Now, that’s obviously not the case. Legacies are not exclusively AR1s and AR2s, nor, do I think, are all legacies admitted (even for AR1 and AR2 legacy applicants). However, if legacy applicants are disproportionately high academic performers, it would not be unexpected for legacy admits to also be disproportionately (or at the very least proportionately) high academic performers — irrespective of any legacy advantage or lack thereof. And, like you acknowledge, legacy applicants are likely disproportionately high academic performers. As a result, any proportionate (or disproportionately high) number of legacy high performers in the class does not imply that legacy applicants are given no meaningful advantage in the process.

This is particularly true given the role that other soft factors play. If legacy status works in the same manner as significant artistic talent,* for example, you’d expect to see–all else equal–a class of legacy admits who are roughly as academically talented as the class as a whole, but possessing fewer (or weaker) non-legacy hooks. (And, as described immediately above, all else is not equal.) So simply looking to the academic stats of the legacy class as evidence of a (lack of) legacy advantage is not helpful to determining how meaningful of a boost legacy status provides. If legacy status can compensate for the lack of another admissions hook, that could represent a very meaningful advantage that would be reflected by the non-academic stats of the class in question.

But even this advantage may not be well reflected by the non-academic status if legacy applicants are also more likely than the average applicant to have significant non-academic hooks. My point is that, without inside knowledge of the process, or without very good knowledge of the applicant pool and relative admit rates, it’s difficult to look at the class of admitted students and draw these sorts of inferences about the advantage of applying as a legacy student.

(One final factor here is that you are looking at matriculants to try to understand admission. Assuming the strongest admits at less likely to attend Williams than the weakest admits–likely–and that legacies are more likely to attend Williams than non legacies–likely–you would expect the legacy pool of matriculants to be especially strong relative to the legacy pool of applicants. This would lead to the class of legacy matriculants to somewhat overrepresent the strength of the class of legacy admits, at least as compared to the student body as a whole.)
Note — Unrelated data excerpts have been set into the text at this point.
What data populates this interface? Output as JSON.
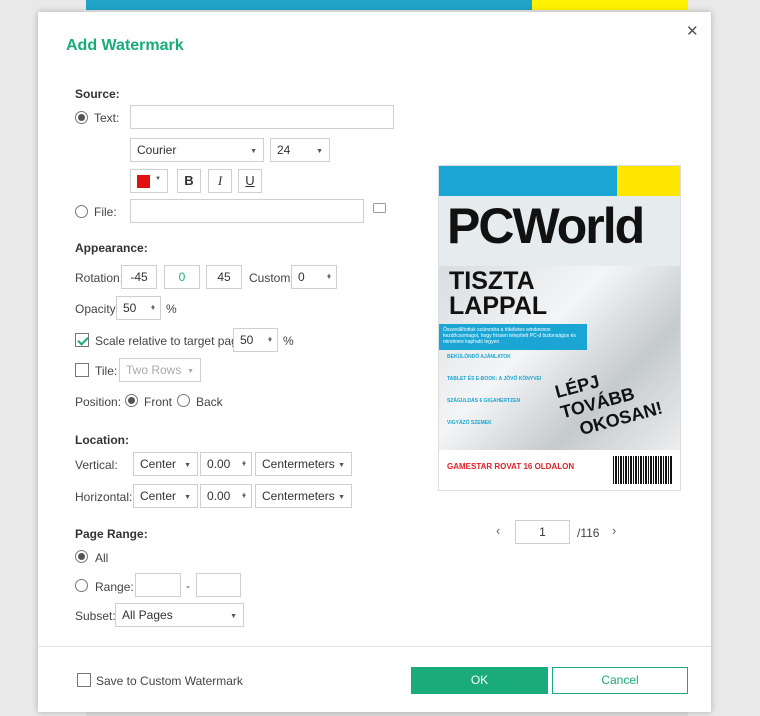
{
  "dialog": {
    "title": "Add Watermark",
    "close_icon": "✕"
  },
  "source": {
    "heading": "Source:",
    "text_label": "Text:",
    "text_value": "",
    "font": "Courier",
    "font_size": "24",
    "color": "#e01010",
    "bold_label": "B",
    "italic_label": "I",
    "underline_label": "U",
    "file_label": "File:",
    "file_value": ""
  },
  "appearance": {
    "heading": "Appearance:",
    "rotation_label": "Rotation:",
    "rotation_options": [
      "-45",
      "0",
      "45"
    ],
    "custom_label": "Custom:",
    "custom_value": "0",
    "opacity_label": "Opacity:",
    "opacity_value": "50",
    "percent": "%",
    "scale_label": "Scale relative to target page:",
    "scale_value": "50",
    "tile_label": "Tile:",
    "tile_value": "Two Rows",
    "position_label": "Position:",
    "front_label": "Front",
    "back_label": "Back"
  },
  "location": {
    "heading": "Location:",
    "vertical_label": "Vertical:",
    "vertical_align": "Center",
    "vertical_offset": "0.00",
    "vertical_unit": "Centermeters",
    "horizontal_label": "Horizontal:",
    "horizontal_align": "Center",
    "horizontal_offset": "0.00",
    "horizontal_unit": "Centermeters"
  },
  "page_range": {
    "heading": "Page Range:",
    "all_label": "All",
    "range_label": "Range:",
    "range_from": "",
    "range_dash": "-",
    "range_to": "",
    "subset_label": "Subset:",
    "subset_value": "All Pages"
  },
  "preview": {
    "masthead": "PCWorld",
    "headline_line1": "TISZTA",
    "headline_line2": "LAPPAL",
    "stamp_line1": "LÉPJ TOVÁBB",
    "stamp_line2": "OKOSAN!",
    "blurb": "Összeállítottuk számodra a tökéletes windowsos kezdőcsomagot, hogy frissen telepített PC-d biztonságos és mindenre kapható legyen",
    "items": [
      "BEKÜLÖNDŐ AJÁNLATOK",
      "TABLET ÉS E-BOOK: A JÖVŐ KÖNYVEI",
      "SZÁGULDÁS 6 GIGAHERTZEN",
      "VIGYÁZÓ SZEMEK"
    ],
    "gamestar": "GAMESTAR ROVAT 16 OLDALON",
    "current_page": "1",
    "total_pages": "/116",
    "prev_icon": "‹",
    "next_icon": "›"
  },
  "footer": {
    "save_label": "Save to Custom Watermark",
    "ok_label": "OK",
    "cancel_label": "Cancel",
    "accent": "#1aab7a"
  }
}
*Being a Berkshire Symphony-level violinist is not going to get you into Williams with bad grades. But it will often/usually be the difference between an acceptance and a rejection for an AR1, AR2, AR3, and even sometimes AR4 applicant. In other words, if your chances of being accepted as an AR1 applicant is 50%, your chance of being accepted as an AR1 applicant who plays violin well enough to play in the Berkshire Symphony may go up to 90%. If your chances of being admitted as an AR2 applicant are 25%, your chances of being admitted as an AR2 applicant who plays violin … etc … may go up to 60%. Etc, etc. That’s a very meaningful boost (without being nearly as significant as, say, that received by recruited athletes).

#2 Comment By ZSD On October 17, 2018 @ 3:17 pm

abl …

Your violinist examples (above) engender in me a dream of The Williams All-Legacy Orchestra.
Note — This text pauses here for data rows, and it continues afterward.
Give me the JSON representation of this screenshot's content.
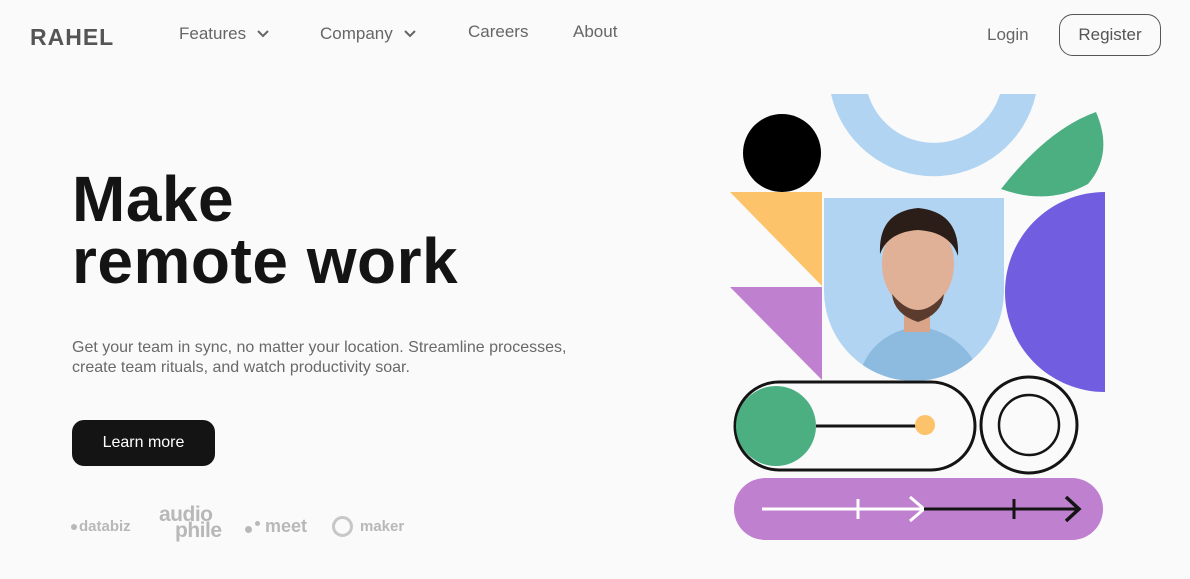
{
  "brand": {
    "name": "RAHEL"
  },
  "nav": {
    "items": [
      {
        "label": "Features",
        "has_dropdown": true
      },
      {
        "label": "Company",
        "has_dropdown": true
      },
      {
        "label": "Careers",
        "has_dropdown": false
      },
      {
        "label": "About",
        "has_dropdown": false
      }
    ],
    "login_label": "Login",
    "register_label": "Register"
  },
  "hero": {
    "title_line1": "Make",
    "title_line2": "remote work",
    "subtitle_line1": "Get your team in sync, no matter your location. Streamline processes,",
    "subtitle_line2": "create team rituals, and watch productivity soar.",
    "cta_label": "Learn more"
  },
  "clients": {
    "databiz": "databiz",
    "audiophile_line1": "audio",
    "audiophile_line2": "phile",
    "meet": "meet",
    "maker": "maker"
  },
  "colors": {
    "dark": "#141414",
    "light_blue": "#b1d4f2",
    "green": "#4caf82",
    "yellow": "#fcc36a",
    "purple": "#c080d0",
    "violet": "#705de0"
  },
  "icons": [
    "chevron-down-icon",
    "profile-photo",
    "arrow-right-icon"
  ]
}
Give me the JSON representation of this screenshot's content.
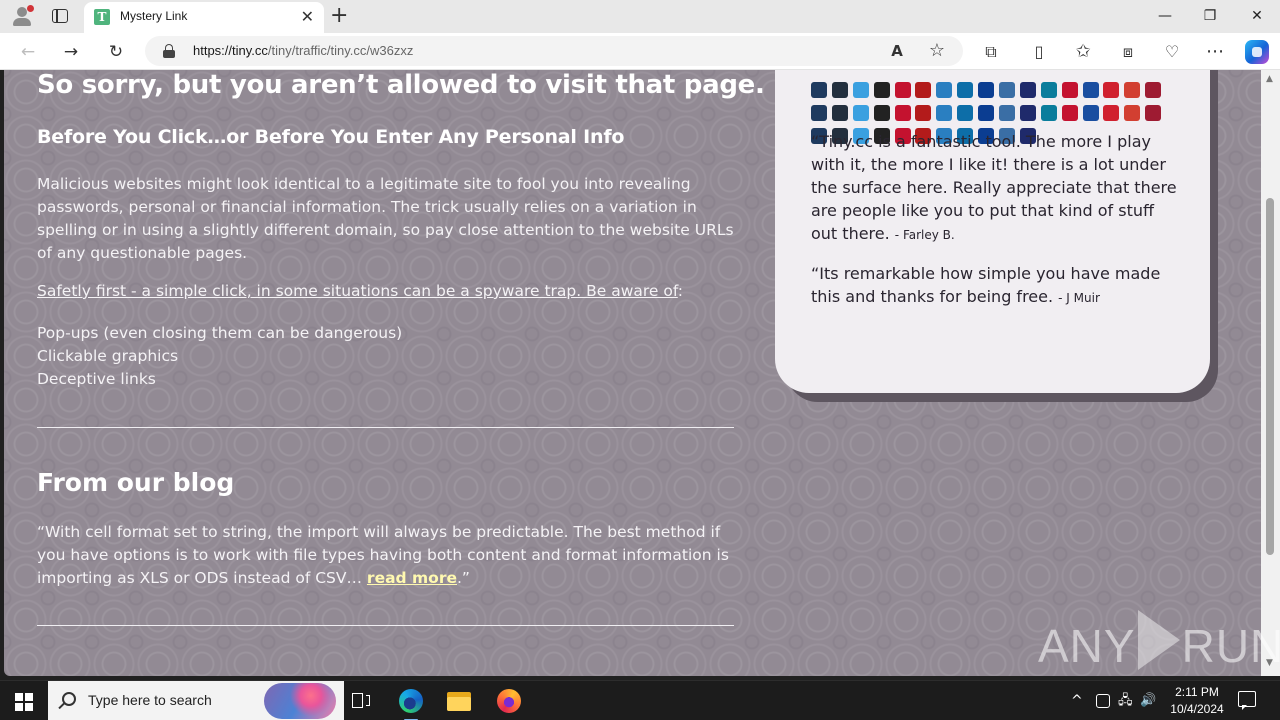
{
  "browser": {
    "tab": {
      "title": "Mystery Link",
      "favicon_letter": "T",
      "close_glyph": "✕"
    },
    "new_tab_glyph": "+",
    "window_controls": {
      "minimize": "—",
      "maximize": "❐",
      "close": "✕"
    },
    "nav": {
      "back": "←",
      "forward": "→",
      "refresh": "↻"
    },
    "address": {
      "host": "https://tiny.cc",
      "path": "/tiny/traffic/tiny.cc/w36zxz"
    },
    "toolbar_icons": {
      "read_aloud": "A",
      "favorite": "☆",
      "extensions": "⧉",
      "split": "▯",
      "favorites": "✩",
      "collections": "⧈",
      "performance": "♡",
      "more": "⋯"
    }
  },
  "page": {
    "heading": "So sorry, but you aren’t allowed to visit that page.",
    "subheading": "Before You Click…or Before You Enter Any Personal Info",
    "intro": "Malicious websites might look identical to a legitimate site to fool you into revealing passwords, personal or financial information. The trick usually relies on a variation in spelling or in using a slightly different domain, so pay close attention to the website URLs of any questionable pages.",
    "safety_link": "Safetly first - a simple click, in some situations can be a spyware trap. Be aware of",
    "safety_colon": ":",
    "warnings": [
      "Pop-ups (even closing them can be dangerous)",
      "Clickable graphics",
      "Deceptive links"
    ],
    "blog": {
      "heading": "From our blog",
      "excerpt": "“With cell format set to string, the import will always be predictable. The best method if you have options is to work with file types having both content and format information is importing as XLS or ODS instead of CSV… ",
      "read_more": "read more",
      "closing_quote": ".”"
    },
    "sidebar": {
      "logos": [
        [
          "e-icon",
          "amazon-icon",
          "aol-icon",
          "asus-icon",
          "block-icon",
          "shield-icon",
          "ball-icon",
          "cisco-icon",
          "nasa-icon",
          "sail-icon",
          "d-icon",
          "gear-icon",
          "era-icon",
          "fda-icon",
          "flip-icon",
          "colors-icon",
          "crest-icon"
        ],
        [
          "h-icon",
          "hp-icon",
          "crest-icon",
          "ring-icon",
          "k-icon",
          "house-icon",
          "globe-icon",
          "windows-icon",
          "shield-icon",
          "tower-icon",
          "arc-icon",
          "crest-icon",
          "stack-icon",
          "s-icon",
          "wheel-icon",
          "t-icon",
          "telekom-icon"
        ],
        [
          "tower-icon",
          "tl-icon",
          "usc-icon",
          "bird-icon",
          "crest-icon",
          "shield-icon",
          "jet-icon",
          "star-icon",
          "swoosh-icon",
          "ball-icon",
          "yahoo-icon"
        ]
      ],
      "logo_colors": [
        "#1e3a5f",
        "#232f3e",
        "#3aa0e0",
        "#222222",
        "#c4122f",
        "#b31b1b",
        "#2a7fc1",
        "#0d6ea8",
        "#0b3d91",
        "#3a6ea5",
        "#1f2a6b",
        "#0a7d9c",
        "#c41230",
        "#1a4ea0",
        "#d0202e",
        "#d23f31",
        "#9e1b32"
      ],
      "quotes": [
        {
          "text": "“Tiny.cc is a fantastic tool. The more I play with it, the more I like it! there is a lot under the surface here. Really appreciate that there are people like you to put that kind of stuff out there.",
          "author": "- Farley B."
        },
        {
          "text": "“Its remarkable how simple you have made this and thanks for being free.",
          "author": "- J Muir"
        }
      ]
    },
    "watermark": {
      "left": "ANY",
      "right": "RUN"
    }
  },
  "scrollbar": {
    "up": "▲",
    "down": "▼"
  },
  "taskbar": {
    "search_placeholder": "Type here to search",
    "clock": {
      "time": "2:11 PM",
      "date": "10/4/2024"
    },
    "tray": {
      "chevron": "^",
      "network": "🖧",
      "volume": "🔊"
    }
  }
}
This desirable admissions criterion might inspire a greater number of double reed players, the dedication to cutting reeds for the oboe and bassoon thus being so positively reinforced.

#3 Comment By frank uible On October 17, 2018 @ 5:26 pm

Q to a Senior by a First Year violinist then located at Hopkins Hall: How do I get to Chapin Hall? A by the Senior to the First Year: Practice, practice, practice!
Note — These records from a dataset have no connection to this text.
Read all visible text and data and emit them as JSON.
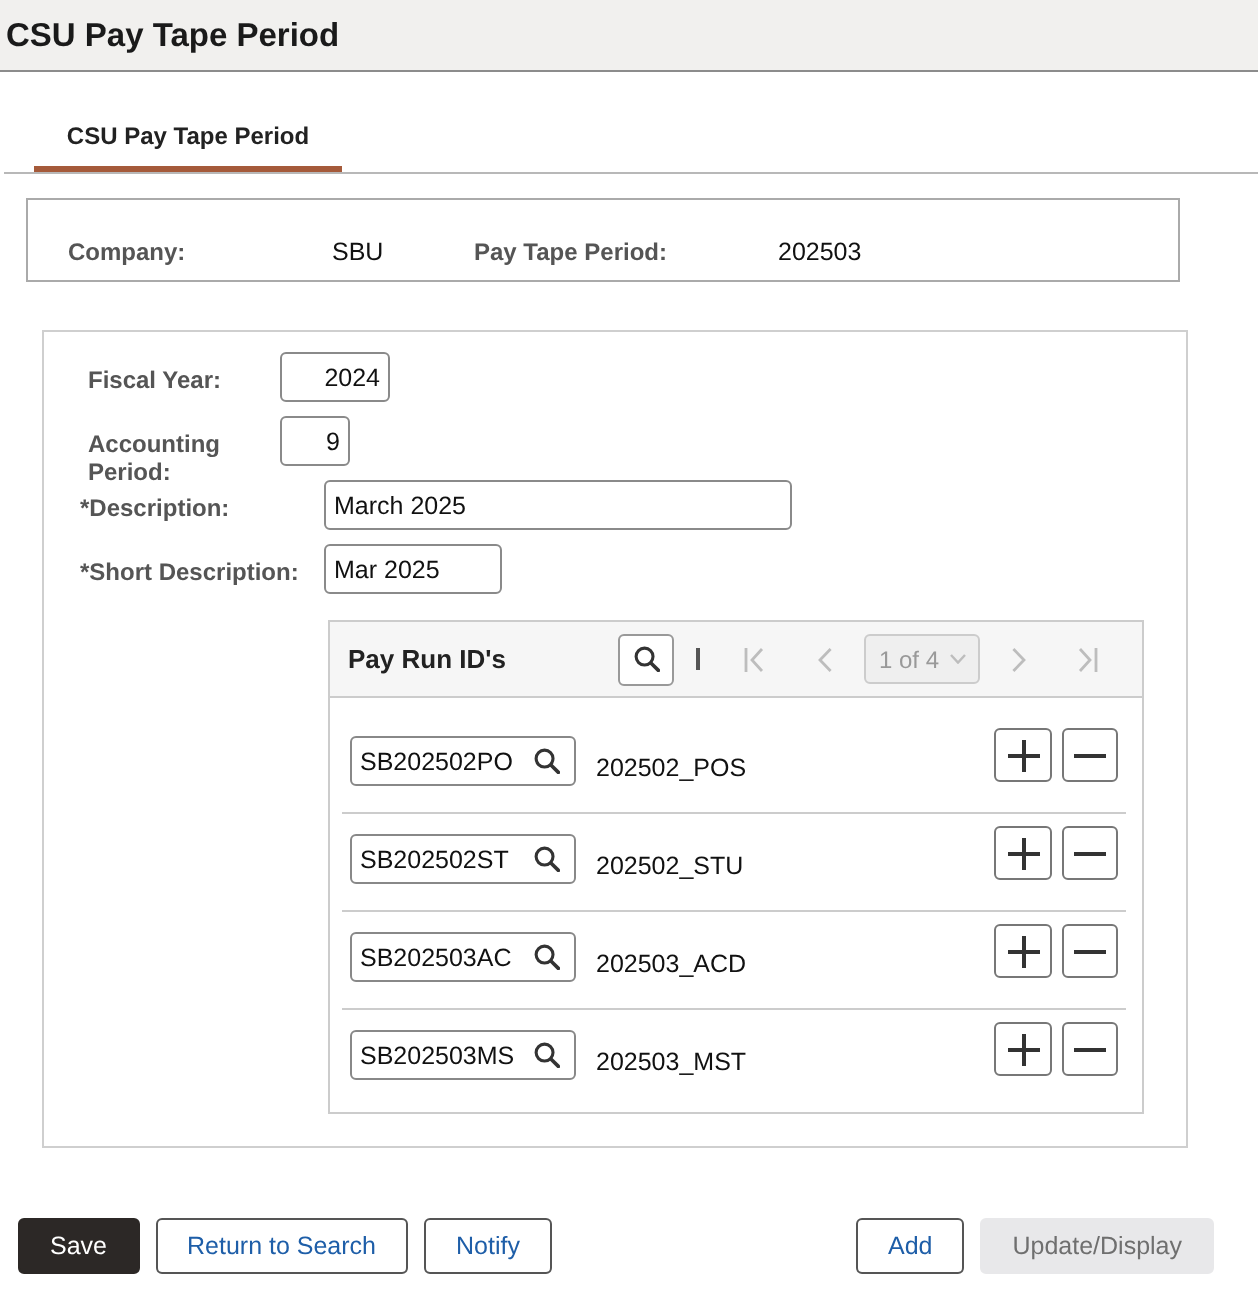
{
  "page_title": "CSU Pay Tape Period",
  "tabs": [
    {
      "label": "CSU Pay Tape Period",
      "selected": true
    }
  ],
  "summary": [
    {
      "label": "Company:",
      "value": "SBU"
    },
    {
      "label": "Pay Tape Period:",
      "value": "202503"
    }
  ],
  "fields": [
    {
      "label": "Fiscal Year:",
      "value": "2024",
      "kind": "number"
    },
    {
      "label": "Accounting Period:",
      "value": "9",
      "kind": "number"
    },
    {
      "label": "*Description:",
      "value": "March 2025",
      "kind": "text"
    },
    {
      "label": "*Short Description:",
      "value": "Mar 2025",
      "kind": "text"
    }
  ],
  "pay_run_grid": {
    "title": "Pay Run ID's",
    "navigation": [
      {
        "kind": "first",
        "disabled": true
      },
      {
        "kind": "previous",
        "disabled": true
      },
      {
        "kind": "page",
        "label": "1 of 4",
        "disabled": true
      },
      {
        "kind": "next",
        "disabled": true
      },
      {
        "kind": "last",
        "disabled": true
      }
    ],
    "rows": [
      {
        "pay_run_id": "SB202502PO",
        "description": "202502_POS"
      },
      {
        "pay_run_id": "SB202502ST",
        "description": "202502_STU"
      },
      {
        "pay_run_id": "SB202503AC",
        "description": "202503_ACD"
      },
      {
        "pay_run_id": "SB202503MS",
        "description": "202503_MST"
      }
    ]
  },
  "left_buttons": [
    {
      "label": "Save",
      "kind": "primary",
      "disabled": false
    },
    {
      "label": "Return to Search",
      "kind": "default",
      "disabled": false
    },
    {
      "label": "Notify",
      "kind": "default",
      "disabled": false
    }
  ],
  "right_buttons": [
    {
      "label": "Add",
      "kind": "default",
      "disabled": false
    },
    {
      "label": "Update/Display",
      "kind": "default",
      "disabled": true
    }
  ]
}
#4 Comment By David Dudley Field ’25 On October 17, 2018 @ 7:05 pm

abl: I really want to trust your testimony on admissions issues, but then you give us nonsense like this:

Being a Berkshire Symphony-level violinist is not going to get you into Williams with bad grades. But it will often/usually be the difference between an acceptance and a rejection for an AR1, AR2, AR3, and even sometimes AR4 applicant.

No AR3/AR4 applicants get into Williams solely (or even mainly) because of music. 95% of the AR3/AR4 admittees are minority and/or athlete and/or poor and/or first-gen, with the remaining 5% the usual smatterings of billionaires, prof kids and so on. Some might also be musicians, but that isn’t the driver. Just ask Dick Nesbitt!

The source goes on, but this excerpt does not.